FiServ Marketers: How to Overcome Confirmation Bias and Loss Aversion

Blog Post
June 22, 2017

In my last post, I discussed how the bias of mental accounting can affect financial clients, particularly in the problem recognition stage of the buyer’s journey.

This post continues with our fictional client, Trevor. We’ve helped him to overcome his mental accounting bias, but we have two more biases to overcome: confirmation bias and loss aversion, both typically occurring later in the buyer's journey.

Stage: Information Search

Bias: Confirmation bias

Confirmation bias occurs when we subconsciously seek out evidence to confirm the ideas that we already have. Even Warren Buffet works on avoiding this!

When Trevor begins researching his problem (getting out of debt and investing for retirement, while still feeling secure in case of an emergency, etc.) he may naturally gravitate toward information that confirms his fears and preferences. For example, he might find himself talking to his friend who lost his job and subsequently his house. He may also end up reading articles about the risks of investing for retirement.

What You Can Do

Discuss multiple viewpoints or options.

When you offer and explain multiple solutions to a problem, you give your customers the opportunity to engage with additional information and form a well-rounded opinion. By discussing the possibilities that exist and explaining when and how they can each be beneficial, you provide an unbiased opinion that builds trust with your customer and gives her access to information she may not otherwise seek out. This also gives you an opportunity to attract and engage with customers who do not already share your opinion. 

Stage: Evaluation

Bias: Loss aversion

Let’s assume we have offered Trevor well-rounded and unbiased information to consider. He is aware of what options exist for helping to pay down his debt and save for retirement; he is beginning to form an opinion about what might be best for him.
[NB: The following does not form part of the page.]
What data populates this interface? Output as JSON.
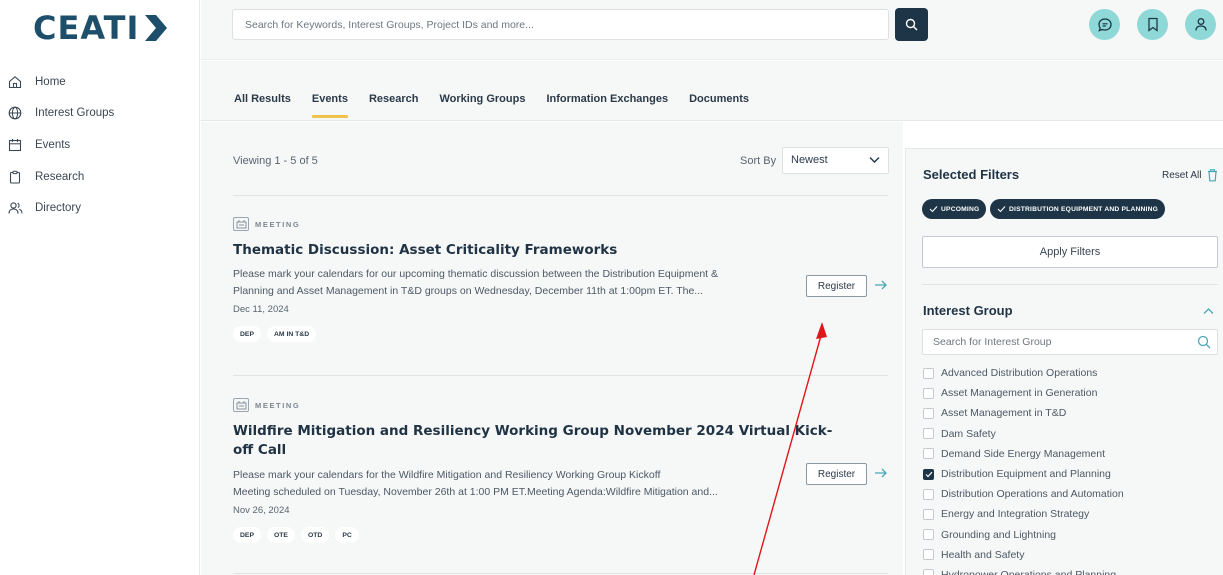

As he weighs each possibility, loss aversion comes into play. Making a change–even if it’s for the better–comes with some type of cost or risk. Any new cost or risk is amplified in the customer’s head, no matter how small it is, because it is different from the risk he is currently experiencing and accustomed to. Not only are risks over-emphasized in the brain, they are also weighted more heavily than potential gains. Some studies suggest that the pain of loss is worth twice as much as the pleasure of gain.

The most common example of this I see is investors failing to move their money, citing the fee percentage as the cause despite paying higher fees to their current firm. They are more comfortable staying as-is, simply because it feels less risky.

Because of loss aversion, Trevor is now hesitant to invest into a retirement account. The new risk is amplified in his mind, and the benefits are downplayed.  

What You Can Do

Be open and clear about all risks and benefits.

Be honest, and come from a place of educating and understanding instead of closing. Validate the concerns your client has, and offer explanations and comparisons to his current situation. Be willing to conduct a risk versus benefit analysis. Acknowledge that making a change is a challenge, and give them a full view of what to expect—including the continued support you will offer throughout the process.

You do not serve anyone well by sweeping the challenges under the rug, but don’t forget to sing the praises of the benefits, too! By understanding, validating, and offering clear expectations you can help alleviate some of the anxiety that comes with adopting new risk.    

Customers can easily fail to make sound financial decisions because they have fallen victim to one of these mental biases. By acknowledging these biases, knowing where they often occur in the buyer’s journey, and communicating with customers accordingly, you can help to arm your customers to make the best possible financial decisions.